Strategic benefits of the combination include:

  • Creates a company with one of the world's largest lithium deposit bases.
  • Increased economies of scale stemming from Livent and Allkem having geographically adjacent assets in Argentina (lithium brine operations) and Canada (hard-rock lithium mines).
  • Complementary expertise in brine operations (Livent has proficiency in direct lithium extraction (DLE), whereas Allkem uses conventional evaporation methods) and lithium carbonate and lithium hydroxide production. 

Financial benefits of the merger include:

  • Operating synergies of approximately $125 million per year (pre-tax) and one-time capital savings of about $200 million, driven mainly by the asset proximity and co-development in Argentina and Canada. 
  • Strong combined balance sheet (combined liquidity of $1.4 billion and limited indebtedness) and positive cash-flow generation.
  • Expected to be immediately accretive to both companies' shareholders on a net asset value (NAV) per share basis.

5. Logistics of the proposed merger

  • Existing Allkem shareholders will receive the right to one share of a new public holding company for each existing Allkem share held. 
  • Livent shareholders will receive 2.406 NYSE-listed shares of the new company for each Livent share held.
  • Following the deal, Allkem and Livent shareholders are expected to own about 56% and 44%, respectively, of the combined company.
  • The merger is expected to close in late 2023.
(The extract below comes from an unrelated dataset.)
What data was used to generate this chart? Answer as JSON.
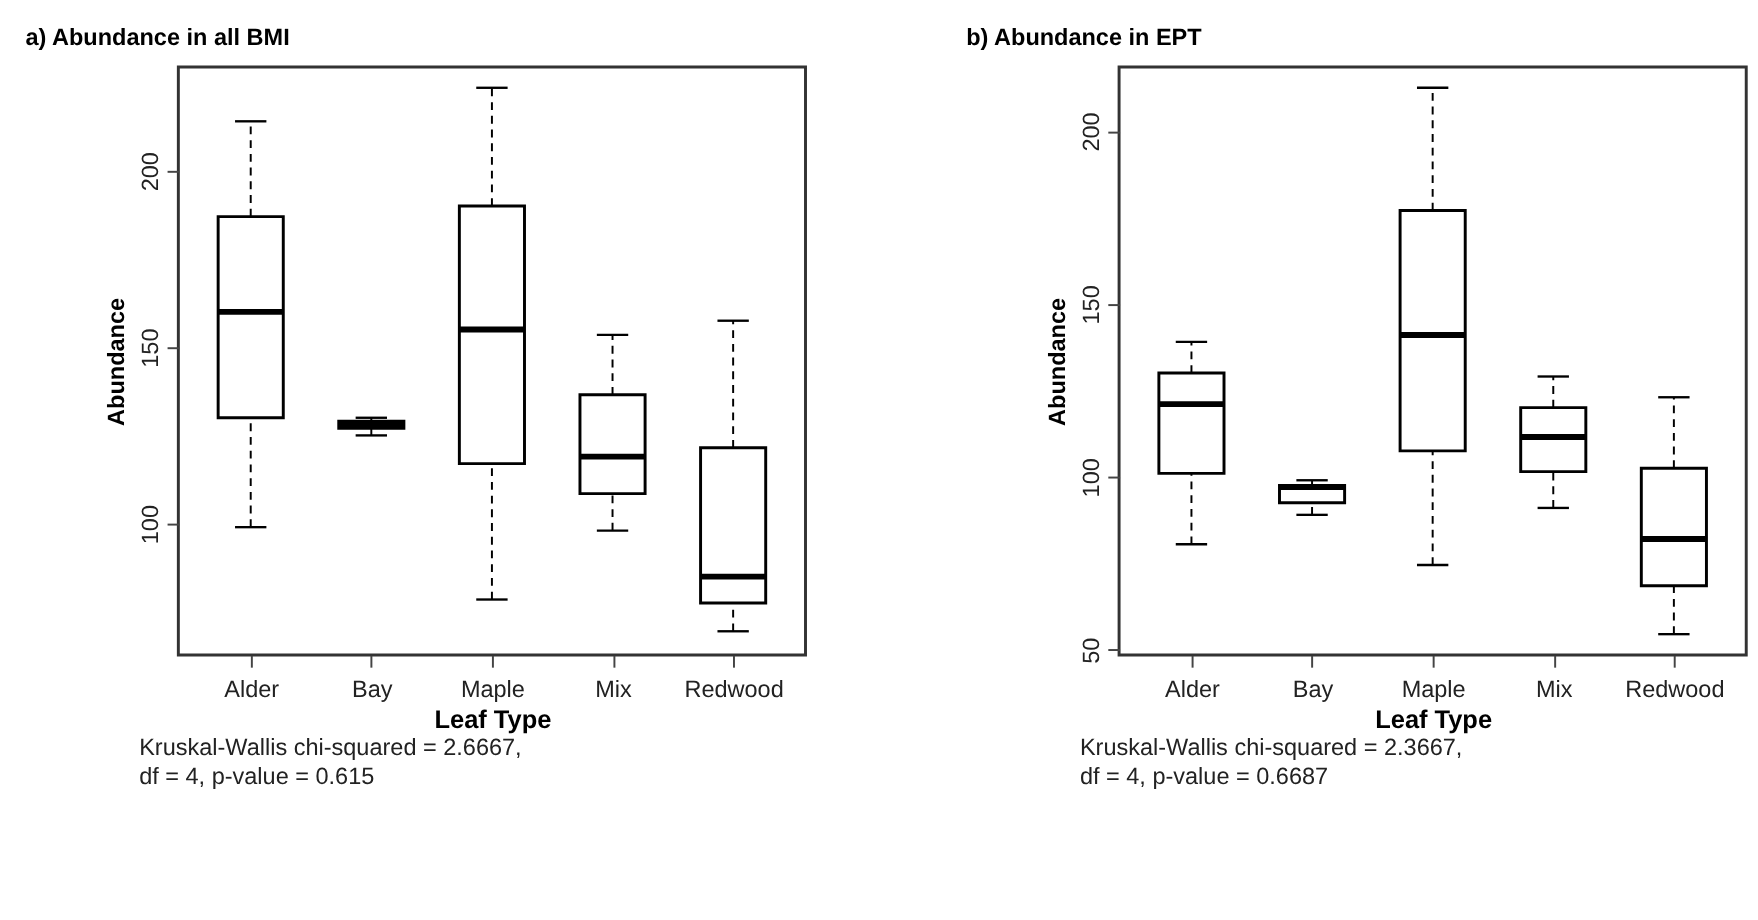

6. Leadership and domicile of the new company

Peter Coleman, who's the Chairman of Allkem, will also chair the new company's board of directors. Livent CEO Paul Graves and CFO Gilberto Antoniazzi will maintain their respective roles at the new company.

The combined company will be incorporated in Jersey (a Channel Island off the coast of France), with its corporate headquarters in North America (exact location not specified) and its corporate residency in Ireland.

Livent is headquartered in Philadelphia and has significant processing operations in North Carolina, so there seems a good chance that the City of Brotherly Love or somewhere in The Tar Heel State could be frontrunners for the headquarters of the new company. Jersey and Ireland are easy to explain -- they're both known to be "corporate-friendly" from corporate tax and other financial standpoints. 

A stock that will be worth following

In short, this proposed merger seems that it will benefit shareholders of both Livent and Allkem. The combined company's stock will be at least worth watching.